The content originally appeared on: Trinidad and Tobago Newsday

Colm Imbert –

FINANCE Minister Colm Imbert says the projected revenue which TT could receive this year may be $51 billion, $3 billion less than the figure which was projected when he presented the 2023/2024 budget in Parliament last October.

While this means government needs to be more prudent with its expenditure over the next one to two years, Imbert was confident the situation would improve between 2026 and 2027.

He made those comments on Friday when he opened debate on a motion in the House of Representatives to approve a report of the House’s Standing Finance Committee to supplement the budget by $2.3 billion.

Among the major supplementations the committee approved were $570,900,000; $155,677,500; $527,800,000; $495, 286, 000 and $144,200,000 for the ministries of Energy, Works and Transport, Public Utilities, Health and Education respectively.

The committee also approved a $50 million increase in funding for the Tobago House of Assembly (THA).

Imbert reminded MPs that when the budget was presented last October, it was based on oil and natural gas prices of US$85 per barrel and US$5 per mmbtu respectively.

The budget’s projected revenue, expenditure and fiscal deficit at that time were $54.012 billion, $59.209 billion and $5.197 billion respectively.

He said between then to now, there have been fluctuations in the prices of oil and natural gas.

“When one looks at the adjustments that we have to make.
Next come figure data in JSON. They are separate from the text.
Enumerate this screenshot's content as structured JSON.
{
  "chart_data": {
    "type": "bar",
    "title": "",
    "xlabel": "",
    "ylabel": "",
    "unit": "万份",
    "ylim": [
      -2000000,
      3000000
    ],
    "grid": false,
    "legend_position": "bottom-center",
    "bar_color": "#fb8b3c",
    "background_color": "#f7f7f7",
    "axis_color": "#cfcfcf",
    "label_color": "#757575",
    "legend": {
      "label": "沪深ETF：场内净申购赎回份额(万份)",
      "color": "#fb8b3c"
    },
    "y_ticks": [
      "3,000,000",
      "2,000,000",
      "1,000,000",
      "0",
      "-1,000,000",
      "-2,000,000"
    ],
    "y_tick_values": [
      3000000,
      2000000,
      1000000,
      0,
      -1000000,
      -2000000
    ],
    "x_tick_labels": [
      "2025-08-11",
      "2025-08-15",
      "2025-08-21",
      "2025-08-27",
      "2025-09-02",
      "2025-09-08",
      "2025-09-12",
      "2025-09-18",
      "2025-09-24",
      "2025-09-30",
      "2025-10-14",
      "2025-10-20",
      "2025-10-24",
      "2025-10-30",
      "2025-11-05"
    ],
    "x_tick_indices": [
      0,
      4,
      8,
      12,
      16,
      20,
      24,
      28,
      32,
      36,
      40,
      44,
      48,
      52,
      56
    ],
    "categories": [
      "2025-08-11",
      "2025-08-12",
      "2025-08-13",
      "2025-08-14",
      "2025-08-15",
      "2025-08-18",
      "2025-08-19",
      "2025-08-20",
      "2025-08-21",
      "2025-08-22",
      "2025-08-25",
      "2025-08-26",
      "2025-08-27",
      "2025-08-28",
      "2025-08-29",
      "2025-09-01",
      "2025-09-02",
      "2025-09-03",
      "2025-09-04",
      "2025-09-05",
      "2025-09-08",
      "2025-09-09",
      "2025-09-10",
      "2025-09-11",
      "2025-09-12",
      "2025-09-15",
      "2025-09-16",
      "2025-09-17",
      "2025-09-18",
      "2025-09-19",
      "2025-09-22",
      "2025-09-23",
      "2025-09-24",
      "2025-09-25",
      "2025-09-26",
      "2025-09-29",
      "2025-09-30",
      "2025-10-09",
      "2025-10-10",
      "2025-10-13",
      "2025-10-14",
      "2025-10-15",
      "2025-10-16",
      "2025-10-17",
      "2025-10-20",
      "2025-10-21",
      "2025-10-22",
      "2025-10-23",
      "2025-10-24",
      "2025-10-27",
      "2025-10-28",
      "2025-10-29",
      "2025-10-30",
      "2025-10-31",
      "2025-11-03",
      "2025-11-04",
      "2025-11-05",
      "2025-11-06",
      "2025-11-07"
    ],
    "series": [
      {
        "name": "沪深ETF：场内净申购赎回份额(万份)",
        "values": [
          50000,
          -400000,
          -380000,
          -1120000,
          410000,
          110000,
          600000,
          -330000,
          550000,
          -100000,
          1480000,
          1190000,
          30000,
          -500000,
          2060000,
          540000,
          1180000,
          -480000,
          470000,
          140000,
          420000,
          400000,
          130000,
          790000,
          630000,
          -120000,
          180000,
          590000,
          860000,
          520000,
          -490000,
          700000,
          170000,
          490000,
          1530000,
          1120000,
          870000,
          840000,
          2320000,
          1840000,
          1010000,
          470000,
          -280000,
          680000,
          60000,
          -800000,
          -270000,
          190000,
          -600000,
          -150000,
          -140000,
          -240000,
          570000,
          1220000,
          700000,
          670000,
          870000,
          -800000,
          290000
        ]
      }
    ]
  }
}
We are now projecting a lower figure for the revenue because we have to be pragmatic.”

Imbert said, “We expect a decrease in revenue down to $51 billion because we have some one-off streams of revenue. A source of revenue that we are planning. We are not sitting back and just relaxing. We have other ways of raising revenue.”

But he added, “With this $2.3 billion supplementation, the net effect is $5.3 billion. So when you add the $5.3 (billion) to the original $5.2 (billion-deficit), we are looking at a deficit of somewhere over $9 billion for fiscal 2024.”

Imbert gave the assurance that “as has happened in many other years, the Ministry of Finance will continue to try and control expenditure within reason of course.”

Notwithstanding these issues, he continued, “We in this government believe that this reduction in revenue is not permanent.”

Imbert said because of “all the foreign policy initiatives and the foreign co-operation, both at the corporate level and at the country level, we expect that this situation will be reversed in or around 2026 to 2027, in terms of the volumes of natural gas that will become available to our processing plants here in TT.”

He added, “What it does mean, however, that for the next year or two, we have to be quite careful in how we manage our expenditure.”

Referring to the International Monetary Fund ‘s (IMF) country report issued on June 5, which said the TT economy was at its strongest level in a decade, Imbert said the country, under the PNM, had never dodged IMF Article IV consultations which all IMF members were obliged to undertake.

“We are not afraid. We are extremely transparent.”

Imbert told MPs that under the IMF’s Article 8 provisions, its member states must not maintain a fixed exchange rate.

Owing to TT having a managed exchange rate, Imbert said the country had not breached Article 8 unlike other countries in the region.

He repeated that government had no intention the intention to devalue the TT dollar as that would cause tremendous hardship for the poor people in the population “who have to buy food and other essentials.”

Imbert said many people were quietly hoarding US dollars in the hope that a devaluation happened.

“So for all those who are hoarding US dollars overseas and figure you could force this government to devalue the dollar, think again.”